The sweetness of this smoothie comes from the banana and the sultanas, so play around with quantities to suit your own palate. I always add a pinch of salt to recipes that are predominately sweet, as it creates a depth and balance in flavours, and this contrast then makes the sweetness taste all the more sweet without adding any extra sugar.
Frozen banana takes on a thick, ice-creamy consistency when blended, which really enhances the texture of this recipe.
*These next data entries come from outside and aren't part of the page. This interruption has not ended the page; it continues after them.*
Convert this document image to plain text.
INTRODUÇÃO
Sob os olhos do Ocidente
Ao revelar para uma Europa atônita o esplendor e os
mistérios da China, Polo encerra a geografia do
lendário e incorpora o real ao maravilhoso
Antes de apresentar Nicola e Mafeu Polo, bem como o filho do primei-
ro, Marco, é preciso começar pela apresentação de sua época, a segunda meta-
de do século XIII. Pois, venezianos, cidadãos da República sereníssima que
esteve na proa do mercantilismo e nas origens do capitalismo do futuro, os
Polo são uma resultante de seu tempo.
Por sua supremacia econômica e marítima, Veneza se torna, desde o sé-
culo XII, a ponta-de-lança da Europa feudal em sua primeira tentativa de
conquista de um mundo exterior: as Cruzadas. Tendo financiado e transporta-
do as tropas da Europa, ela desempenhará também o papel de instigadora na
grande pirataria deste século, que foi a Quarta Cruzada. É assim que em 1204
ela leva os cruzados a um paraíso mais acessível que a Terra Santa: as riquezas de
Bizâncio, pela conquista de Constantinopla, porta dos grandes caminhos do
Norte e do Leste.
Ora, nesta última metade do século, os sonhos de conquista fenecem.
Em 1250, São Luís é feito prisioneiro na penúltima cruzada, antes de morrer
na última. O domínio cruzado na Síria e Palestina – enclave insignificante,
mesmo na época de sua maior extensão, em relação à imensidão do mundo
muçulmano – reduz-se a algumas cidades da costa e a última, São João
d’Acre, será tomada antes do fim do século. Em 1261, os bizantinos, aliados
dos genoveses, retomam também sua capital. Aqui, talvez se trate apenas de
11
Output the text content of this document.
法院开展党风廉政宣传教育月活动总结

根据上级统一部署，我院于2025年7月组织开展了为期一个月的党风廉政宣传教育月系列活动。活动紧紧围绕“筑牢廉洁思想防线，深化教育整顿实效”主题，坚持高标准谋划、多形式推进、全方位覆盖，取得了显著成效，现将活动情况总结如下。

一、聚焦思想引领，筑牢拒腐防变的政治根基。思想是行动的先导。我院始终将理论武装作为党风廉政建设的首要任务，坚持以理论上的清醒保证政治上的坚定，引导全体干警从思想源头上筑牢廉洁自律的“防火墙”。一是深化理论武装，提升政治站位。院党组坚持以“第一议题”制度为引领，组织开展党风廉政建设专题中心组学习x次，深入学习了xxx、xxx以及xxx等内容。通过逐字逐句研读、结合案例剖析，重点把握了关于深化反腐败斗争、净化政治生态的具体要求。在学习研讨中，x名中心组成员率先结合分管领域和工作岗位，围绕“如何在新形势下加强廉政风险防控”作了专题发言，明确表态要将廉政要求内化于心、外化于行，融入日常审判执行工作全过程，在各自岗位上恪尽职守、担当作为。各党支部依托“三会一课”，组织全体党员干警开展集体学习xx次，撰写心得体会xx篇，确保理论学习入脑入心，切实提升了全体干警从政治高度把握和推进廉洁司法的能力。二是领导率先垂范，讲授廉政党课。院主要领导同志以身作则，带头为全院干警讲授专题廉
Whenever you have a bunch of overripe bananas lying around, or see them discounted at the market, chuck them in the freezer to have on hand for making smoothies. (Just make sure that you peel them first!)
CARROT CAKE BREAKFAST SMOOTHIE RECIPE
- 1 large ripe banana, peeled and frozen
- 1 medium carrot, grated
- 1 tablespoon sultanas
- 2 tablespoon oats
- a handful of walnuts (or other nut of choice)
- 2/3 cup coconut milk (or other milk of choice)
- 2/3 cup chilled water
- 1/2 teaspoon cinnamon
- 1/4 teaspoon ginger (fresh or dried)
- apinch of salt
- Throw all ingredients into a blender and blend until smooth.
- Add more milk or water, 1/4 cup at a time, if the smoothie is too thick.
- Sprinkle with nuts, shredded carrot, or coconut flakes to serve.